Na outra ponta da narrativa, o deputado federal Airton Faleiro (PT) defende a realização do evento. “É um ato conjunto dos poderes pela consolidação da democracia no Brasil. Penso que a sociedade brasileira deve se irmanar ao Judiciário, ao parlamento brasileiro e aos governos federal e estaduais em defesa de um país democrático e justo”, afirma, complementando que “(8 de janeiro) é uma data para nunca ser esquecida por quem defende um Brasil democrático e de livre escolha de seus representantes nos espaços eletivos”.

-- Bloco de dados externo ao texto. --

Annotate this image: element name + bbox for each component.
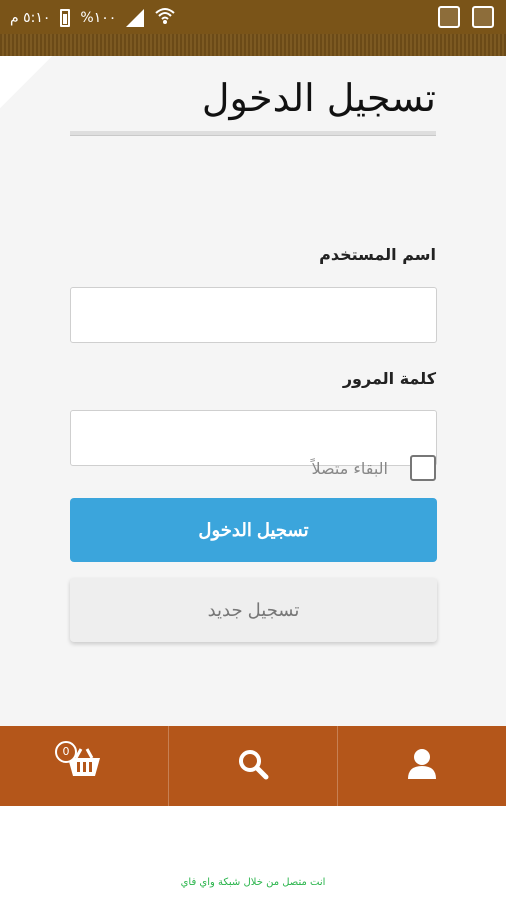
username-input[interactable]: [70, 287, 437, 343]
password-label: كلمة المرور: [342, 369, 436, 388]
remember-me-label: البقاء متصلاً: [311, 458, 388, 478]
app-header-strip: [0, 34, 506, 56]
page-title: تسجيل الدخول: [201, 76, 436, 120]
bottom-nav-bar: 0: [0, 726, 506, 806]
image-notification-icon: [472, 6, 494, 28]
username-label: اسم المستخدم: [319, 245, 436, 264]
search-tab[interactable]: [168, 726, 337, 806]
status-left: ٥:١٠ م %١٠٠: [10, 7, 176, 29]
cart-tab[interactable]: 0: [0, 726, 168, 806]
wifi-icon: [154, 7, 176, 29]
login-button[interactable]: تسجيل الدخول: [70, 498, 437, 562]
page-corner: [0, 56, 52, 108]
register-button[interactable]: تسجيل جديد: [70, 578, 437, 642]
user-icon: [406, 747, 438, 785]
battery-percent: %١٠٠: [80, 10, 117, 26]
status-right: [438, 6, 494, 28]
remember-me-checkbox[interactable]: [410, 455, 436, 481]
signal-icon: [126, 9, 145, 27]
title-divider: [70, 131, 436, 136]
remember-me-row[interactable]: البقاء متصلاً: [311, 455, 436, 481]
search-icon: [236, 747, 270, 785]
wifi-connection-note: انت متصل من خلال شبكة واي فاي: [180, 877, 326, 888]
battery-icon: [60, 9, 71, 27]
cart-count-badge: 0: [55, 741, 77, 763]
status-bar: ٥:١٠ م %١٠٠: [0, 0, 506, 34]
status-time: ٥:١٠ م: [10, 10, 51, 26]
app-notification-icon: [438, 6, 460, 28]
account-tab[interactable]: [337, 726, 506, 806]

Democracia é o único caminho possível, defendem deputados

Passarinho avalia que “por mais que houvesse boa intenção, e havia, nada justifica a invasão de prédios públicos”. E continua: “um ato impensado e não explicado totalmente ainda que trouxe um grande prejuízo para a política nacional, dividindo ainda mais a nação”. Para ele, “só quem perdeu com isso foi a oposição e os brasileiros que lutam por liberdade, pelas famílias, pelo direito à vida”, pois, segundo ele, “o governo usa isso como pano de fundo, e os desdobramentos ficam por conta de brasileiros, trabalhadores e sonhadores que continuam presos e afastados do convívio de suas famílias”.

Já para Airton Faleiro, “os ataques terroristas feriram a alma dos brasileiros de bem”. No um ano do ocorrido, ele avalia como positivas as respostas aos ataques. “Ainda bem que as instituições brasileiras se uniram em condenar os ataques e em restabelecer a normalidade imediatamente. Penso ser justas as punições aos financiadores e executores do atos terroristas, pois caso contrário eles poderiam se sentir incentivados a colocar em prática planos como atentados com bombas como tentaram no aeroporto de Brasília”, defende o deputado paraense.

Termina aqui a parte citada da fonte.